– Не устаю восторгаться вашими, так сказать, постояльцами, – ехидно произнес Курахов. – Конечно, это очень похвально, что вы не требуете документов, но некоторая осмотрительность, на мой взгляд, не помешала бы… Впрочем, не буду вмешиваться в ваши дела.
Мы вошли в номер. Курахов тотчас закрыл дверь на замок.
– Ну, что, хлопчик? – беззлобно сказал он Сашке, который, сжавшись в комок, сидел на краю дивана. – Придется тебе во всем сознаться. Зачем ко мне в номер лазил?
– Я ничего у вас не украл! – с вызовом ответил Сашка и отвернулся к окну.

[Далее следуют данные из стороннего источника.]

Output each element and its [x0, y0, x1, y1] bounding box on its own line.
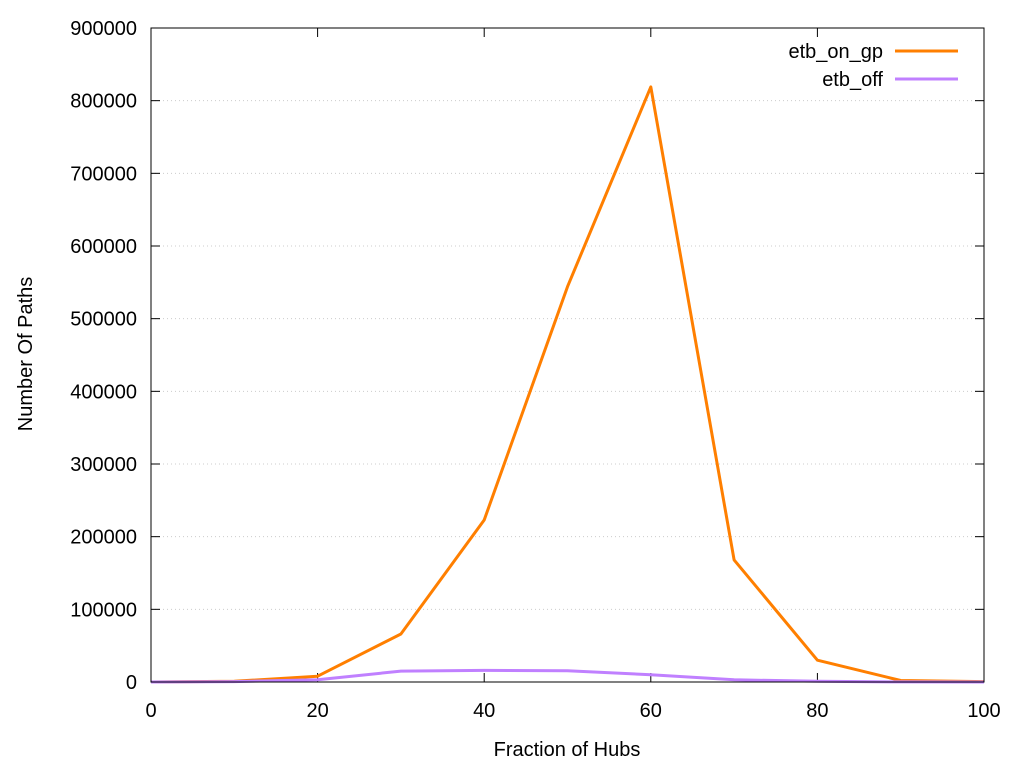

– А что ж тогда ты здесь делал?
Сашка не ответил. Профессор, прохаживаясь по комнате взад-вперед, поймал мой взгляд и развел руки в сторону, мол, что я вам говорил – молчит!
– Собственно, мне и так все ясно, – сказал он.
– Я у вас ничего не украл! – повторил Сашка.
– Конечно! – охотно согласился профессор. – Ты не украл лишь по той причине, что не смог найти то, за чем пришел… Имей в виду! – громче сказал профессор и погрозил пальцем. – Нам все про тебя известно. И про твои связи с Владом Уваровым… Ну, как? Дальше будешь упрямиться?
– Я не знаю, о ком вы говорите, – огрызнулся Сашка.
– Упрямится! – вяло возмущался Курахов, поглядывая на меня и явно ожидая поддержки.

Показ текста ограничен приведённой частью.